History
Card check is not new. Since the National Labor Relations Act was passed, it has been legal for workers to form a union when a majority of employees in a bargaining unit sign cards indicating their intent to bargain collectively with the employer. According to a recent law review article, the National Labor Relations Board in its early days "certified on the record when there had been an agreement with the employer for card-check." It adds that "in the final year before the Taft-Hartley Act was passed, 646 representation petitions were informally resolved through the card-check procedure."

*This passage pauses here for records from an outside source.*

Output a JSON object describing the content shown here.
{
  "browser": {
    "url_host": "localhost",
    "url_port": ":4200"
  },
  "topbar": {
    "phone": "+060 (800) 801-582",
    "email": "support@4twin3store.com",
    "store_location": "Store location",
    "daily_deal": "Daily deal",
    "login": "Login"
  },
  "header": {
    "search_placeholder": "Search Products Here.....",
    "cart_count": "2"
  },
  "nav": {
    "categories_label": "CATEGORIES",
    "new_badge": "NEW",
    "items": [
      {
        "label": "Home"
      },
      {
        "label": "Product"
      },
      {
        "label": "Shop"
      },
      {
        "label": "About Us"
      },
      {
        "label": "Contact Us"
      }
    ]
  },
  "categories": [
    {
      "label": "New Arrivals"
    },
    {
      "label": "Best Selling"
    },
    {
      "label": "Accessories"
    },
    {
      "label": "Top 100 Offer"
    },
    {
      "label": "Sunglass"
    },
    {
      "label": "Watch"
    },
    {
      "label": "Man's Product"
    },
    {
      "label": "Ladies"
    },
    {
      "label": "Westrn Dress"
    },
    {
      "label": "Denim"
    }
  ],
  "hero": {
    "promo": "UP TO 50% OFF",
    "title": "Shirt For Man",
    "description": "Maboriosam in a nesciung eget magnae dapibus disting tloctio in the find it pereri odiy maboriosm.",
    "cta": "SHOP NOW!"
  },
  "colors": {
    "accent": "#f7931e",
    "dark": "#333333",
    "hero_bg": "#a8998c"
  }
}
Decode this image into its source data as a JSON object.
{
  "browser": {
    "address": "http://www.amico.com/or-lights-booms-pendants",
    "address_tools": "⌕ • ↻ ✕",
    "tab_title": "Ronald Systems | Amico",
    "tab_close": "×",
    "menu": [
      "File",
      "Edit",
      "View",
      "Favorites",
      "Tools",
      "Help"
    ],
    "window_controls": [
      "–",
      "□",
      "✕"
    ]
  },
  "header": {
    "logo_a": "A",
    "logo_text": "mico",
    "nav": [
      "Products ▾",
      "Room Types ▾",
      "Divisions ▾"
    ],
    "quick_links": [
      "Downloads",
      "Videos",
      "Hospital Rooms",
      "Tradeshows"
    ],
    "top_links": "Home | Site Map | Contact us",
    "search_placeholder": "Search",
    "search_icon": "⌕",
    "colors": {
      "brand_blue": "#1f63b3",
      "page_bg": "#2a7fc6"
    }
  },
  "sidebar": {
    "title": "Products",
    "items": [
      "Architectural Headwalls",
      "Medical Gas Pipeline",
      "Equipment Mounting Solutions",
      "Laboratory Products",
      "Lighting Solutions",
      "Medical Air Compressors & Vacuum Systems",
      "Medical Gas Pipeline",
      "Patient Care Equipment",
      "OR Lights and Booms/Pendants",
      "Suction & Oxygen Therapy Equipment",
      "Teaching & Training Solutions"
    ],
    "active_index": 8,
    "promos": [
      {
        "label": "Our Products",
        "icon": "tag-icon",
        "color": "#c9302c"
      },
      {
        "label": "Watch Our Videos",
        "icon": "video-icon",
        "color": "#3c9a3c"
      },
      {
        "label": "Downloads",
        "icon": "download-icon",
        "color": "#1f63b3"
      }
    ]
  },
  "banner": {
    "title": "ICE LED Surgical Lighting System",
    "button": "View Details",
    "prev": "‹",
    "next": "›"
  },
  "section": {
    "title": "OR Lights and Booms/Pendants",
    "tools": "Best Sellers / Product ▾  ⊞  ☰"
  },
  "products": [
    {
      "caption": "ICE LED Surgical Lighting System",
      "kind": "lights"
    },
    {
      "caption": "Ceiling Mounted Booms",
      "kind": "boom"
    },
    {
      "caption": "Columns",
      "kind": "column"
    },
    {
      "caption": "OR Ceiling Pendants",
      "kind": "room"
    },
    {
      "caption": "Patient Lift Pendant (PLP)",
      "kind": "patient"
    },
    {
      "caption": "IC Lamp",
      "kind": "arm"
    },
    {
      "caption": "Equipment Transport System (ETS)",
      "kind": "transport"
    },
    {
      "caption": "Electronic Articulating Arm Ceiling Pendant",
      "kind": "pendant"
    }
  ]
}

In 1969, Chief Justice Earl Warren delivered the majority opinion for the U.S. Supreme Court that upheld the use of majority sign-up (card check). Warren stated, "Almost from the inception of the Act, then, it was recognized that a union did not have to be certified as the winner of a Board election to invoke a bargaining obligation; it could establish majority status by other means... by showing convincing support, for instance, by a union-called strike or strike vote, or, as here, by possession of cards signed by a majority of the employees authorizing the union to represent them for collective bargaining purposes." NLRB v. Gissel Packing Co., (1969). The Supreme Court has consistently ruled in favor of majority sign-up (card check), and Warren cited prior affirmations in NLRB v. Bradford Dyeing Assn., (1940); Franks Bros. Co. v. NLRB, (1944); United Mine Workers v. Arkansas Flooring Co., (1956).